Завкон потянулся было к бутылке, чтобы ещё раз наполнить рюмки, однако Шилов бесцеремонно отодвинул коньяк на край, стола, к окну, потом передумал и вовсе убрал в тумбу, которую закрыл на ключ.
— Излишнее спиртное мешает деловому разговору, — сказал Шилов, посмеиваясь холодно-синеватыми щёлочками глаз. Он опять поиграл на помочах никелированными пряжками, походил по комнате энергичным пружинистым шагом и щёлкнул переключателем радиолы. Приёмник зашуршал, легко потрещал, вспыхнул зеленоглазой панелью: полилась тихая, баюкающая и печальная музыка, наполняя воздух осязаемой торжественной грустью.
— Берлин… — вздохнул Шилов, — Великий Вагнер, чародей вечной гармонии… Вы любите музыку, Корытин?
— Лишён, начисто лишён сего удовольствия, — Корытина забавлял и немножко злил нарочито начальственный тон инженера. Вон, гляди-ка, даже обращается сугубо по фамилии, хотя отлично знает имя-отчество. Придётся подыгрывать, очевидно, на равной ноге дело не пойдёт. — Музыка понятна натурам глубоким, эмоциональным. Мы же грубы, нам, грешным, не дано. Вроде древнеегипетского языка.

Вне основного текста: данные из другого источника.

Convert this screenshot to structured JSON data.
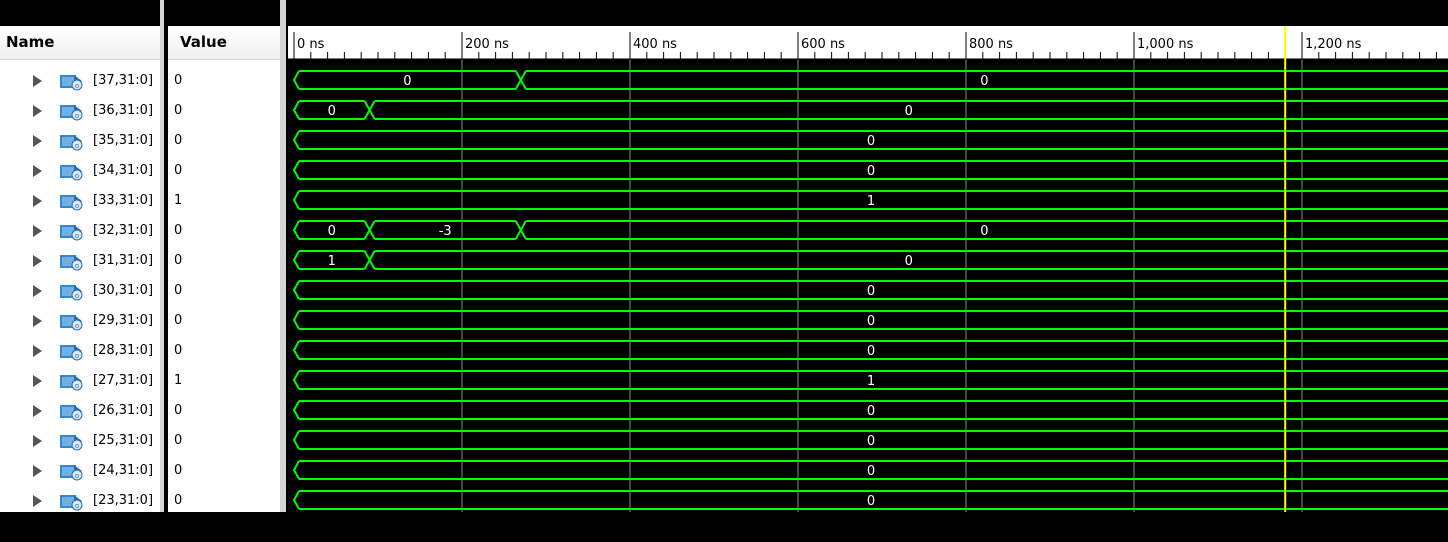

— Не прибедняйтесь, не ёрничайте, Корытин. — Шилов усмехнулся криво, пренебрежительно. — Вы когда-то посещали музыкальные классы, учились играть на флейте — я хорошо знаю вашу биографию. Я также знаю, что вы всегда грешили опрометчивостью, неумением предвидеть. И потому кое-что делали наобум, глупо, невпопад. За что после расплачивались. Этот ваш недостаток проявился и здесь в Черемше. Надо признать, что вы действовали как мелкотравчатый уголовник, пёрли напролом, не думая о последствиях. Вы поставили себя в пиковое положение, выставив ослиные уши, за которые может ухватиться первый же чекист.
— Вы так думаете? — Корытин поёрзал, нервно пощипал бороду.
— Уверен. Нам с вами придётся немало потрудиться, чтобы замести ваши грязные следы. Ваши следы, понимаете?
— Понимаю…
— А начинать надо с этого… как его? Севастьянова.
— Савоськина.
— Вот именно. С него. Савоськина следует немедленно убрать, имея в виду скорый приезд следственной комиссии из города. Они сразу же потянут за эту ниточку.
— Убрать? — искренне удивился Корытин. — Каким образом?
— Ай-ай-ай! — рассмеялся инженер, сел рядом на диван и хлопнул Корытина по плечу. — Какая наивность! И такие вопросы задаёт бывший командир карательной сотни. Уму непостижимо!
Да, вопрос был действительно наивным — Корытин это тоже понимал. Но он задал его машинально, не думая, потому что мысли были заняты совсем другим. Можно ли верить услышанному и полагаться на слова — убийственно-убедительные, пугающе-откровенные, но всё-таки слова, пустые и нематериальные? А есть ли хоть какая-нибудь реальная гарантия того, что он, бывший кадровый офицер, ревнитель монархии, снова станет на истинно верный, надёжный и честный путь борьбы за великие неутраченные идеалы белой России? Или это опять зыбкие качели политического авантюризма?
— Вы что, совсем обалдели? — раздражённо ответил Шилов, когда Корытин изложил всё это вслух. — Какие, к дьяволу, ещё нужны вам гарантии, когда я и те, кто стоят за мной, держим вас, отпетого белогвардейца, за горло? У нас с вами общие цели, значит, бороться надо вместе.
— За что?
— Не за что, а против кого! Враг у нас один, стало быть, всё правильно. А будущее распределит наши роли. Загадывать не надо — это плохая примета.
Евсей Корытин ёжился, сопел от ярости, мял в кулаке бороду — давно он, сам привыкший хамить и грубиянить, не слыхивал в свой адрес столь обидных слов. И вместе со злостью — он явно ощущал это, закипала, жаркими толчками в крови всплёскивалась, нарастала радость: наконец-то, после стольких лет позорного прозябания, непристойного и унизительного притворства, он, офицер, ценивший и любивший повиновение, услышал жёсткий, полный звенящей воли и решительности, истинно командирский голос. Слава те, господи.